ボクはそう奈々子さんに伝えると、肩をしっかり抱いたまま中へと一緒に入って行く。沢山の器具を身体に繋がれたら彼女の姿。それは記憶の中の彼女と同じだった。この記憶がボクを現実に引き戻してくれた。


奈美恵さんの横たわるベッドの脇まで歩み寄り、奈々子さんに手を握らせる。そして、それと同時に奈々子さんに耳打ちをしてみた。


「奈々子さん、ボクを信じてくれませんか。彼女を元気にしてみせます。健康な状態にしてみせますから、ボクを信じて協力して下さい。この場から人を遠ざけて下さい。決して知られてはいけないチカラを使いますから。いいですね?」


そのボクの言葉で、奈々子さんの肩の震えが一瞬止まり、奈美恵さんを見つめたまま、静かに頷いて見せてくれた。そして担当医であろう医師に向き直り言葉を発した。


「先生、良かったら、少しの間でいいですから、私達だけにして下さいませんか?」


奈々子さんのその言葉に、医師が黙ったまま頷き、看護師を連れて部屋から出て行く。その後を追う様に奈々子さんも出て行こうとするので、ボクは慌てて引き止めた。


「奈々子さんにはお手伝いして頂かないとならないので、ここにいて下さい。奈々子さんが口外しない事、ボクは信じてますから。お願いします。」


 先ずチカラの作用を説明して、それから方法を。直接触れる必要がある為、最低限の範囲で胸元を開けたままで押さえていてもらう。


そして、静かに開かれた胸元に手を置き、記憶で感じた通り集中する。すると、手のひらが熱くなり、奈美恵さんとボクの手のひらの隙間から光が漏れ出した。時間にして五秒程輝き、段々と消えていった。手のひらの熱も引いていき、何も感じられなくなったのを確認して手を下げる。


「奈々子さん、胸元を戻してあげて下さい。これで大丈夫なはずです。」


丁寧に胸元のボタンをかけている奈々子さんのその手を、奈美恵さんがガシッと音がするほど力強く掴んだ。


「お、お母さん、私…、さっきまで苦しかったのに、あぁ、痛みも無いのよお母さん!あれは、伊町さんが言っていた事は本当だったのですね!」


「はは、聞いていたんだ…。うん、検査したら分かると思うけど、もう心臓は何とも無いはずだよ。」


屋上でのボクの言葉は届いて無かったと思っていたが、ちゃんと奈美恵さんに届いていたみたいだ。
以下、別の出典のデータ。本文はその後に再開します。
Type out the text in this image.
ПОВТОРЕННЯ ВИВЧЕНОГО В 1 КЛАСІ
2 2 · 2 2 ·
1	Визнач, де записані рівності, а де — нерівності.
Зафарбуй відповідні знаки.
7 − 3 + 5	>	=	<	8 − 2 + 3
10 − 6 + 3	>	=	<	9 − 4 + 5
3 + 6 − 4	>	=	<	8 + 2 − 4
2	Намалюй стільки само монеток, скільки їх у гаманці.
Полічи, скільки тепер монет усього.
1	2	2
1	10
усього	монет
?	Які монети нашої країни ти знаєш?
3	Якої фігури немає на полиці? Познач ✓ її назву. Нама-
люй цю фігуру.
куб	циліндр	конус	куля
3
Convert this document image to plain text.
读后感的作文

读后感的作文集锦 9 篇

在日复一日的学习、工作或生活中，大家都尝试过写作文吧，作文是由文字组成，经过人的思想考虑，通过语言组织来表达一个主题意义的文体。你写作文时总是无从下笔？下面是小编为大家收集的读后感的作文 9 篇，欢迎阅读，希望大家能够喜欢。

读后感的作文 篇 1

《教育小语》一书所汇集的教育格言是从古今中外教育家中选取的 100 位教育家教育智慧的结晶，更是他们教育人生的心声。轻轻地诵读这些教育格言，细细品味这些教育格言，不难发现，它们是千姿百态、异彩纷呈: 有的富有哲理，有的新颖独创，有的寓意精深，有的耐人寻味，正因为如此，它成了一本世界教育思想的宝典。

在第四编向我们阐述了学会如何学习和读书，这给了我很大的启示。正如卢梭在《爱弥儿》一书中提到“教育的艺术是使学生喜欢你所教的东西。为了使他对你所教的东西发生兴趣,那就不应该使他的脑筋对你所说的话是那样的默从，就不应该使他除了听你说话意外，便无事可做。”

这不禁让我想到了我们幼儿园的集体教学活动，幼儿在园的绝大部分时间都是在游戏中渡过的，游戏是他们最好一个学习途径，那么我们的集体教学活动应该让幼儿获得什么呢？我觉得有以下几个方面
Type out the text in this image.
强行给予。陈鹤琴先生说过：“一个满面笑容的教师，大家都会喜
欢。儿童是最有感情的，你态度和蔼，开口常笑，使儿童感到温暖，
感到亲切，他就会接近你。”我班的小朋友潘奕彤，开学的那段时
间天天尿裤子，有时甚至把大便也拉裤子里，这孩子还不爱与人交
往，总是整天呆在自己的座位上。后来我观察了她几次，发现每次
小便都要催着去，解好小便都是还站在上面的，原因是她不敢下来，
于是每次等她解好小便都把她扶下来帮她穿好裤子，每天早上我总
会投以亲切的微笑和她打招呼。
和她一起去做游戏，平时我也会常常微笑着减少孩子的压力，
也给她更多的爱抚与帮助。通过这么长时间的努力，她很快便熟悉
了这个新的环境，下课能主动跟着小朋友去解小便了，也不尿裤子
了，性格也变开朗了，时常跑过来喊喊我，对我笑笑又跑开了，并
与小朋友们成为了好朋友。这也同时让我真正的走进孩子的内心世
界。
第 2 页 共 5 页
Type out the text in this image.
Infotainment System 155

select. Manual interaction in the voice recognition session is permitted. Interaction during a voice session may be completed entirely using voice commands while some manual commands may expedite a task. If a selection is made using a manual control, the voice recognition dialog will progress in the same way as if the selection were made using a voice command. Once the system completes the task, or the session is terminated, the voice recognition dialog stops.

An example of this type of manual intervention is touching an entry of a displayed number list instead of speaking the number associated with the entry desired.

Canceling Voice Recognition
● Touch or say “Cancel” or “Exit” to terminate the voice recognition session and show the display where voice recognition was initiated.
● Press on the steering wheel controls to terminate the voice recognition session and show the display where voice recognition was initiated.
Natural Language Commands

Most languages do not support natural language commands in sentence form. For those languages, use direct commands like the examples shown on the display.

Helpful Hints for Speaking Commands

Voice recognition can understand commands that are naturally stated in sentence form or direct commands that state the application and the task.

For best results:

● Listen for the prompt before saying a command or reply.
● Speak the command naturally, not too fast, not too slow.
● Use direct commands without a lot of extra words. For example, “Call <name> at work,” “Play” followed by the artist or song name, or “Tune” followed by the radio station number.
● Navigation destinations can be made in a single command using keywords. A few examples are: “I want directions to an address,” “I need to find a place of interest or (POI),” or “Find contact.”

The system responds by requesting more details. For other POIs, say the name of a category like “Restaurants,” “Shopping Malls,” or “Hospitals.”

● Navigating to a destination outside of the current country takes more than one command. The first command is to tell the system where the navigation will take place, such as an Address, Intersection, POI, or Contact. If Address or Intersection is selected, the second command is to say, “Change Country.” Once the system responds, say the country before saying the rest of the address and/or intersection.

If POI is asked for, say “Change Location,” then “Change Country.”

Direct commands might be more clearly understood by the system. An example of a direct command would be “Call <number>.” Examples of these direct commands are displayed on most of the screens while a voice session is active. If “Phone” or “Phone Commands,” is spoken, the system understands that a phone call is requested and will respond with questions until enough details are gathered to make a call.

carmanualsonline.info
「あ、ありがとうございます伊町さん…、なんて、なんてお礼を言っていいのか…うぅぅ…。」


そう言うと奈々子さんはその場で泣き崩れてしまった。その後、医師たちが部屋に戻ってきて、ちょこんと座っている奈美恵さんを見て驚いていたのは言うまでも無い。「奇跡だ!」と言って処置室で騒いでいたのは何を隠そう、お手本になるはずの医師その人だった。

ぶっつけ本番ではあったが、無事に奈美恵を救う事に成功した主人公。これで記憶の中の後悔を、再び味わう事は無いだろう。その調子で他の患者さんも治せよな…。私のこの口の悪さもそれで治せんのか?